Writing a will can be an unpleasant subject to think about or discuss, but doing so is absolutely vital, particularly if you have children or dependents in your life. There’s a lot to consider when writing your will, and choosing the right executor of the will can be one of the most important decisions you’ll make.
In this guide, we’ll cover what exactly is involved in choosing the right executor of the will, and why making the right choice is so important. This way, you’ll have the knowledge and understanding to ensure a smooth administration. Read on to find out more.
What is a Will?
First, let’s clarify exactly what a will is and what its purpose is.

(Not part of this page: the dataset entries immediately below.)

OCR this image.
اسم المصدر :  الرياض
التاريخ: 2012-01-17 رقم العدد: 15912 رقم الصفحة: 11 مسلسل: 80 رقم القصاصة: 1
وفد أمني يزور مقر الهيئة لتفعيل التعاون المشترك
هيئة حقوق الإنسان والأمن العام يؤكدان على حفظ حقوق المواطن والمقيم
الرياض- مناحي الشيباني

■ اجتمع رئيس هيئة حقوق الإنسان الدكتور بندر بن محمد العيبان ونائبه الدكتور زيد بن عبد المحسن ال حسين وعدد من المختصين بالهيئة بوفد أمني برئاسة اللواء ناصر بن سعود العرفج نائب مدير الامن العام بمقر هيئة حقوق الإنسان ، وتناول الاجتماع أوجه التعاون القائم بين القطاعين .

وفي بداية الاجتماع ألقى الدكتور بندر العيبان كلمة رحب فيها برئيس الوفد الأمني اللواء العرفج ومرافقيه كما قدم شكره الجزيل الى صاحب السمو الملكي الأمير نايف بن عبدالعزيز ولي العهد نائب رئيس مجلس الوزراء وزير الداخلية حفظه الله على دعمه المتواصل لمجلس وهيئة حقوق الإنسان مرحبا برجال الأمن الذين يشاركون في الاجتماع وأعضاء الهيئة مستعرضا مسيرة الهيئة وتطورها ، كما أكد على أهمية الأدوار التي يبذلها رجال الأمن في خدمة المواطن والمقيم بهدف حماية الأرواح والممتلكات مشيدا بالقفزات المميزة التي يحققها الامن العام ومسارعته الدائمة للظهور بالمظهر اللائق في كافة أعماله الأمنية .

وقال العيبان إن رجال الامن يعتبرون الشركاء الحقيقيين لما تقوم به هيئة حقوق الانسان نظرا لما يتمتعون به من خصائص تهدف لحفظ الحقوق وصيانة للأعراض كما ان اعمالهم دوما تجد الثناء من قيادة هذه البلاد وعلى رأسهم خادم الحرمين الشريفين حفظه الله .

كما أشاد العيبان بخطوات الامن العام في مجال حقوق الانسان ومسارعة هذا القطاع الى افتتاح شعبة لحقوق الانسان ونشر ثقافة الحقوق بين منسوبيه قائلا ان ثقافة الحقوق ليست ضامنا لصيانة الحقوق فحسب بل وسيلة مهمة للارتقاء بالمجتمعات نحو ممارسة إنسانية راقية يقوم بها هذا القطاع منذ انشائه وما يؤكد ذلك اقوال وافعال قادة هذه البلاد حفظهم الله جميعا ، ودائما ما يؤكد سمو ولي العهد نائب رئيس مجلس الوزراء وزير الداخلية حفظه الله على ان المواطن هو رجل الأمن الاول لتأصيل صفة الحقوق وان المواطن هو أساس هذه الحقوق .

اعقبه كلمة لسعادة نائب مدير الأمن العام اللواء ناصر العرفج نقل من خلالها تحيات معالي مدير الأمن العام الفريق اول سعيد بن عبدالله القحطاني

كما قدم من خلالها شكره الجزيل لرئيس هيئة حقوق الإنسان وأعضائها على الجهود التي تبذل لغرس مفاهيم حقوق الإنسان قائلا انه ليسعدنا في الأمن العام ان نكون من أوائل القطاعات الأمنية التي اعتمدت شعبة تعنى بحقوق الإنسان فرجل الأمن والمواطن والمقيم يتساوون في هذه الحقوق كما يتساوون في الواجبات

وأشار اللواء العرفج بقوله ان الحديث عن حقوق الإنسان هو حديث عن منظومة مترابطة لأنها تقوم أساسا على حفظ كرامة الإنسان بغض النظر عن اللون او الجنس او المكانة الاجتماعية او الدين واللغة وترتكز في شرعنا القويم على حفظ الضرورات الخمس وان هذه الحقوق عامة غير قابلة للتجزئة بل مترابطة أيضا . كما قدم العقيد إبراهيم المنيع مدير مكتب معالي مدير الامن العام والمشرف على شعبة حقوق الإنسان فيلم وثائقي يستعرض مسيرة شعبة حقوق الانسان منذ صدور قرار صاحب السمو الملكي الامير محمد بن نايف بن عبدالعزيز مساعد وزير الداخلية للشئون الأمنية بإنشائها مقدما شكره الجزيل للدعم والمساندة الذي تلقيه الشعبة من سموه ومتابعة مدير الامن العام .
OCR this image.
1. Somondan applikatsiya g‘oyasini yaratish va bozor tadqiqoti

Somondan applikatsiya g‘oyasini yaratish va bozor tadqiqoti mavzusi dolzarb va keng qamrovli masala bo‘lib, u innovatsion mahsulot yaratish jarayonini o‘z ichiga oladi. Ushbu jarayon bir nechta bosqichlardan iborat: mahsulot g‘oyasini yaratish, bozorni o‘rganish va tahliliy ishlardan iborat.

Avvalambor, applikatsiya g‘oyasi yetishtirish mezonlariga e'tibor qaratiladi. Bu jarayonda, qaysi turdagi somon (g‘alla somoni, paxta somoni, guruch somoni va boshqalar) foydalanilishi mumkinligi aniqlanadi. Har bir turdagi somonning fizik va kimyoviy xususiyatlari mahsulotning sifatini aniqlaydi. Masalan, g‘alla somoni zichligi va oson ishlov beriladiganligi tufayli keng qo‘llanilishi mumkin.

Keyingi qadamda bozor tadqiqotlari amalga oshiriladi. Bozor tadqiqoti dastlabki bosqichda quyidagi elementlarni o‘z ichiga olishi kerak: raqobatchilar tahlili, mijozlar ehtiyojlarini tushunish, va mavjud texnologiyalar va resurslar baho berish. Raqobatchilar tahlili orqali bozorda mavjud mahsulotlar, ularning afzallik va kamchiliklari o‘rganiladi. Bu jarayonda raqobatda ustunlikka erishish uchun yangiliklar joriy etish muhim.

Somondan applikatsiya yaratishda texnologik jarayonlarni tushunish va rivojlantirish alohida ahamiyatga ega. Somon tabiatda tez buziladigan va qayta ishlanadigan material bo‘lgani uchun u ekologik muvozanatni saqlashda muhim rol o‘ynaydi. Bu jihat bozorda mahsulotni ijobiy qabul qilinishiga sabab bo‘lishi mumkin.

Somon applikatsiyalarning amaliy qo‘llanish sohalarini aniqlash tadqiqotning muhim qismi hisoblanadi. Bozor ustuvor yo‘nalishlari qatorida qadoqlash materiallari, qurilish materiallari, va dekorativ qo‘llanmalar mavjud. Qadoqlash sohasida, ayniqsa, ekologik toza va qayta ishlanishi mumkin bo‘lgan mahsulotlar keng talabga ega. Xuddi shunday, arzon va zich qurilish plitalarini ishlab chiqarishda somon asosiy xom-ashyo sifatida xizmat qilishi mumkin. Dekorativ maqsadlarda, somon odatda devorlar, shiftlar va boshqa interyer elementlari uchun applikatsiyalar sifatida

To put it simply, a will is a legally binding document that is used to detail what you wish to happen with your estate after you pass away. Your estate encompasses things like your finances, possessions, property, and any investments you might have.
Wills are commonly used to establish how an estate is to be distributed among loved ones such as children or other family members. They can also be used to detail how a business should be handled after the owner has passed away, or if you want to leave a portion of your estate to a charity or another organisation.
A will can prove to be a contentious topic and can be the cause of serious familial conflicts. This is why it’s so important to write your will in plenty of time, in the correct way, and to choose the right executor of the will.
What is an Executor?
After you pass away, you will obviously be unable to oversee the process of distributing your estate according to the wishes detailed in your will. This is where the executor comes in; this is a person named in your will who has the responsibility of ensuring your wishes are met.
There are no specific laws or rules about who you choose as an executor. It can be a family member or a friend, they don’t necessarily have to be related to you. The executor of your will can be someone to who you are leaving part of your estate, or it can be someone who is not going to benefit from your will, such as a lawyer.
Choosing the Right Executor of the Will
Choosing the right executor of the will is crucial. It’s a big responsibility, so you have to be confident that the person you choose is capable of handling everything that comes with it.
Many people choose to appoint more than one executor. This can be a particularly effective approach; it will ensure that there will be someone to take care of your will in case something happens to your initial executor. Up to four executors can be named in your will.
If you don’t have any suitable friends or family members to name as an executor of your will, you can appoint a legal professional such as a solicitor. This can often be a better option, as they will have the knowledge and experience required to ensure your estate is distributed according to your wishes, and they will be able to navigate the often-complicated legal territory that comes with the process.
What Does an Executor Do?
An executor is responsible for all of the deceased’s assets, until such a time that they have all been passed on to the beneficiaries named in the will. This is known as the administration period, and choosing the right executor of the will ensures that the administration period goes smoothly and without issue.
During this period, the executor will be responsible for paying any debts left by the deceased, paying any tax due on the estate, reporting the value of the estate to HMRC, and selling assets such as property or share investments.
The executor of a will also has to oversee the payment of inheritance tax. This can be a complicated process, so check out our guide to inheritance tax to ensure to learn more about the laws.
The final responsibility of an executor is to distribute the estate according to the instructions detailed in the will. After the estate has been distributed, final accounts must be prepared, written up, and signed by both the executor(s) and the beneficiaries.
Choosing the right executor of the will is essential. Doing so will ensure your wishes are met and your estate is distributed among named beneficiaries accordingly and can help prevent family disputes and conflicts.